Karlan’s interest in ovarian cancer early detection led to the discovery of a novel biomarker HE4 to help triage women with a pelvic mass and to help monitor women with ovarian cancer for possible recurrence. She collaborated with professors at the University of Toronto so study how often the BRCA1 gene was abnormal in women of Ashkenazi descent who had already developed ovarian cancer. In 2002, Karlan co-published Cancer incidence in a population of Jewish women at risk of ovarian cancer and later became the principal investigator for BRCA Founder Outreach Study (BFOR), to develop a new model to increase access to BRCA genetic testing.

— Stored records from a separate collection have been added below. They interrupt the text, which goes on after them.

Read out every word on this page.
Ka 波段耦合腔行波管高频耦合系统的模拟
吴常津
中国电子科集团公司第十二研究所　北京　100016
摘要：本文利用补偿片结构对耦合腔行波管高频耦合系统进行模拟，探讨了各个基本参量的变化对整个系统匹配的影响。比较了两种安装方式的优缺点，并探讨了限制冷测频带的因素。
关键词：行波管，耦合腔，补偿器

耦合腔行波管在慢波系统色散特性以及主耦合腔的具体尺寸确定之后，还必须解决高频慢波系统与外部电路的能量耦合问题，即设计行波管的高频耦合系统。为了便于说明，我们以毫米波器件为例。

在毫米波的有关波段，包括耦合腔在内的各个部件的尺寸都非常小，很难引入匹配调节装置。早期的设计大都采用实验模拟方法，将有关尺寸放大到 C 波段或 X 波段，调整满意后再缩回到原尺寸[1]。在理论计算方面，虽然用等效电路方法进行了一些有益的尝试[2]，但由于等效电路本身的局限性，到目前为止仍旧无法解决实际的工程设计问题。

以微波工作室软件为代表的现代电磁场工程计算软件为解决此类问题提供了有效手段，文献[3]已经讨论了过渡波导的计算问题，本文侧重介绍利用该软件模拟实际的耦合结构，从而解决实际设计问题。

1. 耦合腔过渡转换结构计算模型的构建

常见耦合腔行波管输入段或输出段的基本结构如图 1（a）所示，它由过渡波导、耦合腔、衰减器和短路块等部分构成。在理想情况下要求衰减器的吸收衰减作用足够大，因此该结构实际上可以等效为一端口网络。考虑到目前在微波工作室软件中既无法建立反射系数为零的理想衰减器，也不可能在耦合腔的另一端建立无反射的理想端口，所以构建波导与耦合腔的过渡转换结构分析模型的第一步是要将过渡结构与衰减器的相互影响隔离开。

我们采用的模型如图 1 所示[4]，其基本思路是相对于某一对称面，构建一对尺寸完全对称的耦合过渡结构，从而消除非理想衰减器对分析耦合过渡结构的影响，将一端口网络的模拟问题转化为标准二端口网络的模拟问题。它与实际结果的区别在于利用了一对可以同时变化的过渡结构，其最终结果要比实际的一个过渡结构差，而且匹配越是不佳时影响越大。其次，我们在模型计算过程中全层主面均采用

Beyond UCLA, Karlan has also been active in advocacy for women’s health, testifying before the US Congress to help to spearhead the passage of the "Gynecologic Cancer Education and Awareness Act of 2005," which was signed into law by President George W. Bush. In 2006, Karlan was named an American Cancer Society Early Detection Clinical Research Professor. After being promoted to director of the Cedars-Sinai Women's Cancer Research Institute at the Samuel Oschin Comprehensive Cancer Institute, Karlan was appointed editor-in-chief of the Society of Gynecologic Oncology medical journal in 2008. Following this, she was also appointed to serve on the Board of Directors of IRIS International, Inc. During the presidency of Barack Obama, Karlan was appointed to serve on the National Cancer Advisory Board, a committee that advises the National Cancer Institute (NCI). She was also recognized by Los Angeles Magazine as one of their "Ten Women Leaders Who Impact LA." The following year, Karlan was recognized by Angelina Jolie after she treated the actress' mother.

As a result of her scientific research, Karlan was selected as the 2015 recipient of the Claudia Cohen Research Foundation Prize for Outstanding Gynecologic Researcher. She was later the recipient of the Rosalind Franklin Excellence in Ovarian Cancer Research Award from the Ovarian Cancer Research Alliance and elected to the Board of the Harvard Board of Overseers for a six year term. At the start of the 2015–16 academic year, Karlan was elected to the National Academy of Medicine and was later honored as a Giant of Science by the American Cancer Society.

In 2018, Karlan was named a Fellow of the American Society of Clinical Oncology (ASCO) "in recognition of her dedication to volunteer efforts that benefit ASCO, the specialty of oncology and the patients ASCO serves." In 2019 she was named Vice Chair of Women’s Health Research in the Department of Obstetrics and Gynecology at the UCLA David Geffen School of Medicine, and appointed chair of Ovarian Cancer Research Alliance's Scientific Advisory Committee. Her work in advancing cancer treatment, diagnosis and research was also recognized by OncLive by being inducted into their 2019 class of Giants of Cancer Care in gynecologic malignancies. During the COVID-19 pandemic, Karlan elected vice-chair of the Harvard Board of Overseers executive committee for the final year of her six-year term. She also oversaw clinical trials at UCLA to better understand the impact and outcomes of COVID-19 in people undergoing cancer treatment. In 2021, Los Angeles Business Journal named Karlan to their Los Angeles' Top Doctors List, and she was recognized in Rome, Italy by the International Gynecologic Cancer Society with their Lifetime Achievement Award.

==Personal life==
Karlan is married to Scott R. Karlan, a general surgeon at Cedars-Sinai Medical Center, and they have two children together, Matthew and Jocelyn.